Sounds obvious, right? For the last few years we’ve tended to call everything associated we blockchain – blockchain. Yet, while we called it blockchain, the attention has not actually been on blockchain technology but on the sky rocketing value of currencies such as bitcoin and Ethereum Ether. As the early fascination with coins and get rich quickly ICO’s diminish, focus is turning to building major blockchain applications that are opening up new revenue opportunities and delivering significant operational efficiencies.
Recently, I met a man at a blockchain meetup that purchased Bitcoin’s when it got all the way up to a $1. He had been following the currency from the time it was a few cents and though people were crazy to purchase it at all. Never the less, when it got to a dollar, he decided to buy anyway. Then, one thing lead to another and he forgot about the coins. Then, a funny thing happened near the end of 2013, bitcoins almost reached $1,000USD’s. By the end of 2017, the value of each coin had gone passed $17,000 USD’s . For a brief moment, bitcoins had reached $19,000 USD’s. My friend still had all his original coin’s.
By 2017 cryptocurrencies or blockchain’s were in a full out,financial bubble. Just like the internet 20 years earlier when Initial Public Offerings (IPO’s) were having money thrown at them, Initial Coin Offerings (ICO’s) were all the craze. The bubble lasted for less than a year and was quickly burst when the US Securities and Exchange Commission, sent out over 900 subpoena’s to companies that went through an ICO. While prices have come out of the stratosphere, Bitcoin has dropped back to the $3,000 – $4,000 range, the market is still getting a lot of interest.
The truth is that the soaring valuations of cryptocurrencies drove the interest in blockchain. Rightly so, the average increase in the value of Bitcoin rose an average of over 2,100 percent EVERY YEAR from 2010 to the end of 2017. I have no idea whether we well see another cryptocurrency driven bubble nor am I predicting one. The blockchain market is changing from a focus on coins to focusing on the technology behind blockchains.
What some are starting to grasp is the quantum leap in technology that blockchain delivers. Since the introduction of bitcoin, software developers around the world have been poring lots of development time into improving blockchain technology. The new features that are starting to emerge with blockchain is nothing short of staggering.
Bitcoin’s blockchain implementation was considered first generation blockchain. We have now entered third generation blockchain technology with the advent of smart contracts, asset management, and a plethora of API’s for executing transactions. In the spring of 2019 the EOS blockchainis scheduled for release. EOS will bring orders of magnitude in improvements.While the second highest money raised was $250 million in investment capital,EOS raised an astounding $4 billion to fund the development of their blockchain.

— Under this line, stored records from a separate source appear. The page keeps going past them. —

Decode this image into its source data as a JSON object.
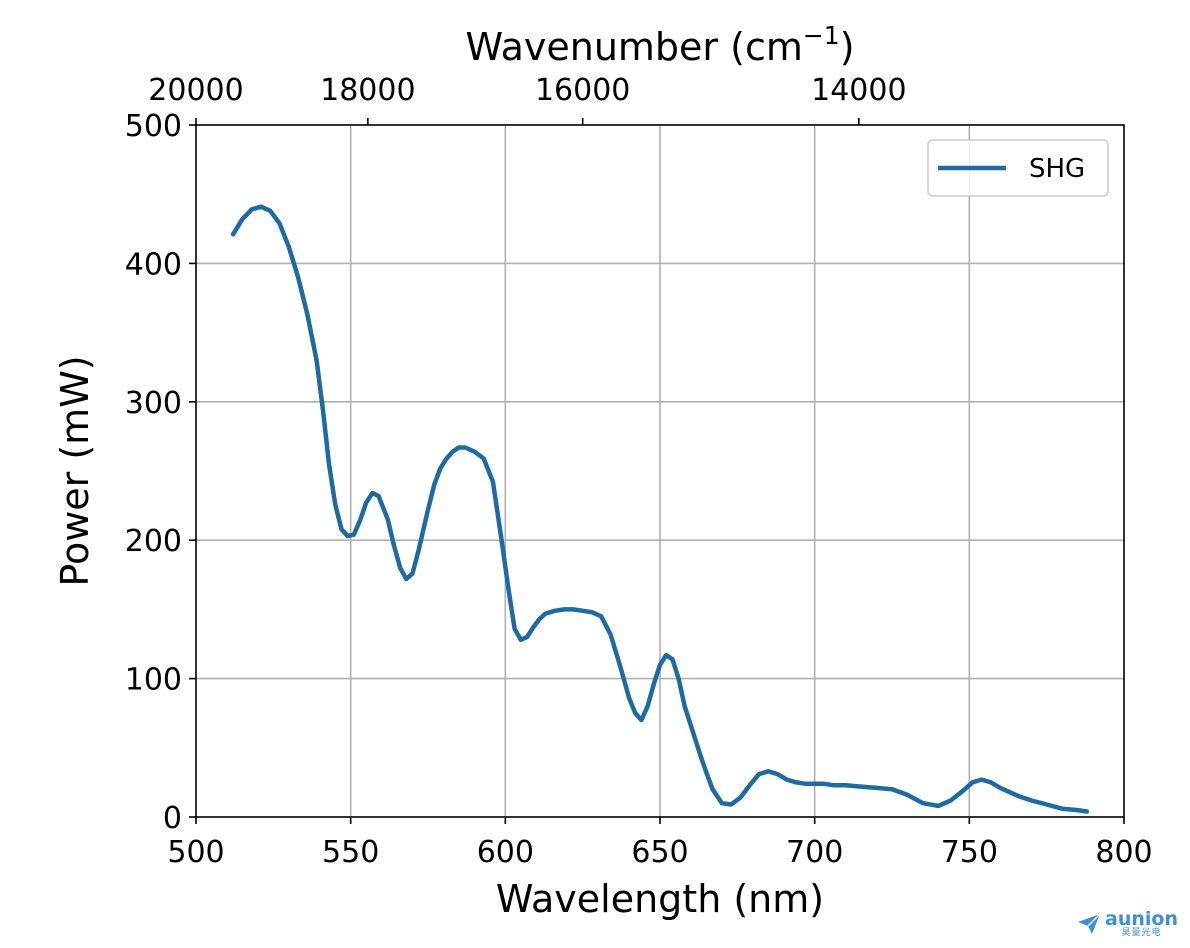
{
  "chart_data": {
    "type": "line",
    "xlabel": "Wavelength (nm)",
    "ylabel": "Power (mW)",
    "x2label": "Wavenumber (cm",
    "x2label_sup": "−1",
    "x2label_close": ")",
    "xlim": [
      500,
      800
    ],
    "ylim": [
      0,
      500
    ],
    "xticks": [
      "500",
      "550",
      "600",
      "650",
      "700",
      "750",
      "800"
    ],
    "yticks": [
      "0",
      "100",
      "200",
      "300",
      "400",
      "500"
    ],
    "x2ticks": [
      "20000",
      "18000",
      "16000",
      "14000"
    ],
    "x2tick_values": [
      20000,
      18000,
      16000,
      14000
    ],
    "grid": true,
    "legend_position": "top-right",
    "series_color": "#1f6aa0",
    "series": [
      {
        "name": "SHG",
        "x": [
          512,
          515,
          518,
          521,
          524,
          527,
          530,
          533,
          536,
          539,
          541,
          543,
          545,
          547,
          549,
          551,
          553,
          555,
          557,
          559,
          562,
          564,
          566,
          568,
          570,
          572,
          575,
          577,
          579,
          581,
          583,
          585,
          587,
          590,
          593,
          596,
          599,
          601,
          603,
          605,
          607,
          609,
          611,
          613,
          616,
          619,
          622,
          625,
          628,
          631,
          634,
          637,
          640,
          642,
          644,
          646,
          648,
          650,
          652,
          654,
          656,
          658,
          661,
          663,
          665,
          667,
          670,
          673,
          676,
          679,
          682,
          685,
          688,
          691,
          694,
          697,
          700,
          703,
          706,
          710,
          715,
          720,
          725,
          730,
          735,
          740,
          744,
          748,
          751,
          754,
          757,
          760,
          763,
          766,
          770,
          775,
          780,
          785,
          788
        ],
        "y": [
          421,
          432,
          439,
          441,
          438,
          429,
          412,
          390,
          363,
          330,
          295,
          255,
          226,
          208,
          203,
          204,
          214,
          227,
          234,
          232,
          215,
          196,
          180,
          172,
          176,
          193,
          222,
          240,
          252,
          259,
          264,
          267,
          267,
          264,
          259,
          242,
          197,
          165,
          136,
          128,
          130,
          137,
          143,
          147,
          149,
          150,
          150,
          149,
          148,
          145,
          132,
          110,
          86,
          75,
          70,
          80,
          96,
          110,
          117,
          114,
          100,
          80,
          59,
          45,
          32,
          20,
          10,
          9,
          14,
          23,
          31,
          33,
          31,
          27,
          25,
          24,
          24,
          24,
          23,
          23,
          22,
          21,
          20,
          16,
          10,
          8,
          12,
          19,
          25,
          27,
          25,
          21,
          18,
          15,
          12,
          9,
          6,
          5,
          4
        ]
      }
    ]
  },
  "watermark": {
    "brand": "aunion",
    "sub": "昊量光电"
  }
}
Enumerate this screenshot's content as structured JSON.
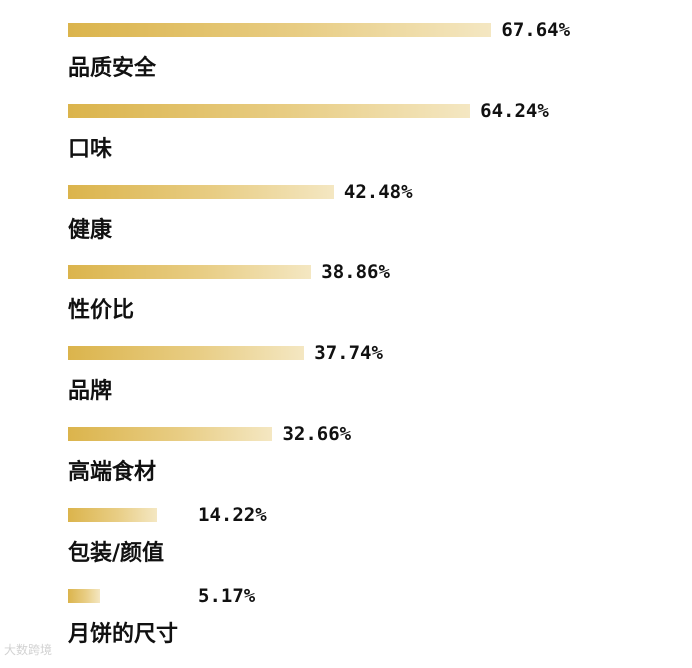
{
  "chart_data": {
    "type": "bar",
    "orientation": "horizontal",
    "categories": [
      "品质安全",
      "口味",
      "健康",
      "性价比",
      "品牌",
      "高端食材",
      "包装/颜值",
      "月饼的尺寸"
    ],
    "values": [
      67.64,
      64.24,
      42.48,
      38.86,
      37.74,
      32.66,
      14.22,
      5.17
    ],
    "value_labels": [
      "67.64%",
      "64.24%",
      "42.48%",
      "38.86%",
      "37.74%",
      "32.66%",
      "14.22%",
      "5.17%"
    ],
    "unit": "%",
    "title": "",
    "xlabel": "",
    "ylabel": "",
    "grid": false,
    "legend": "none",
    "bar_color_start": "#dbb44c",
    "bar_color_end": "#f4e7c2"
  },
  "watermark": "大数跨境"
}
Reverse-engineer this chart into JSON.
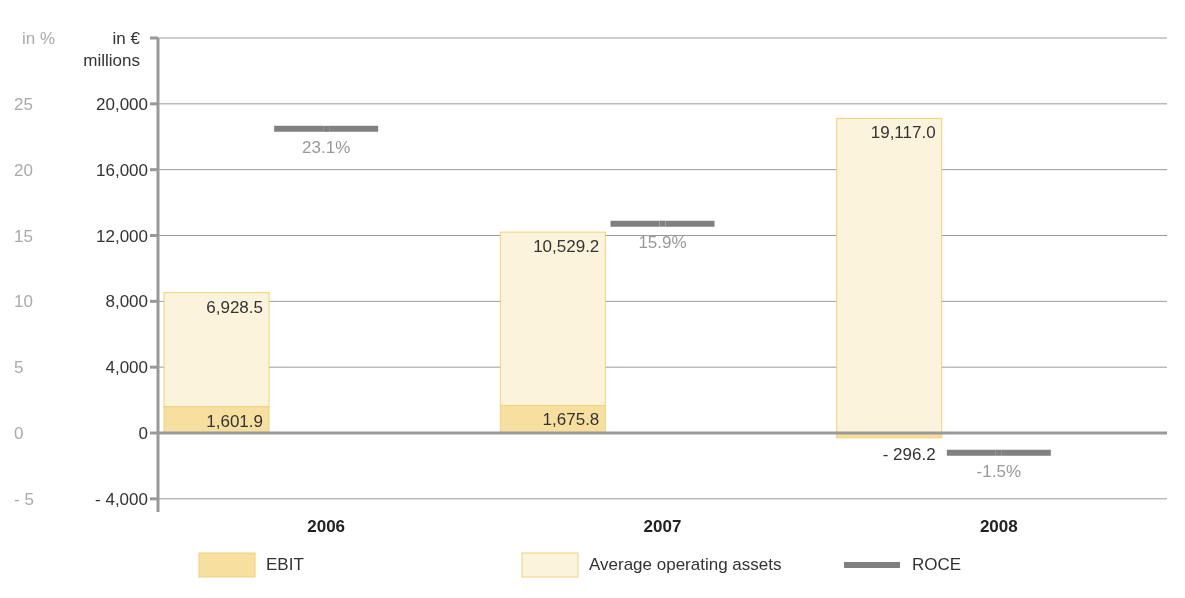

Blockchain isn’t just a new way to manage online transactions safely, it is an utterly disruptive technology. It will continue to be the technical backbone for cryptocurrencies, but it will also emerge as anew way to build large scale (enterprise) systems. Most people that are interested in blockchain have already become familiar with some of its components, such as, wallets, blocks, censuses algorithms that include Proof-of-Work and Proof-of-Stake, and tokens.They may even be familiar with its ability to reduce third party involvement and counter party claims, which are dramatically reduces both cost and time.
Yet, unlike the monolithic legacy enterprise systems of the past, blockchains are distributed systems. Distributed meaning they can dispense processing over many servers. For example, credit card companies are among the largest applications needing to process over 25,000 credit card transactions a second. Many credit card companies still use mainframe computers to deliver such a high transaction rate. EOS’s beta blockchain can already process 10,000 transactions a second and theoretically will be capable of processing over 1,000,000 a second, when their blockchain is fully implemented.
The people at bitcoin figured out how to build a distributed system that was secure. Unlike legacy enterprise system that were built on one or a hand-full of servers, or mainframes, blockchains spread their processing over many servers operating in parallel. In fact, these systems have the ability to expand tens of thousands of servers.
Blockchain technology will become a standard component of most major online transaction systems in the future. Blockchain is not Bitcoin, Ether, nor any other cryptocurrency. It is the underlying technology that make bitcoin work. The early interest in blockchain has actually not been in the blockchain technology, but the highly speculative coins. The next phase will focus on the technology that makes blockchain work.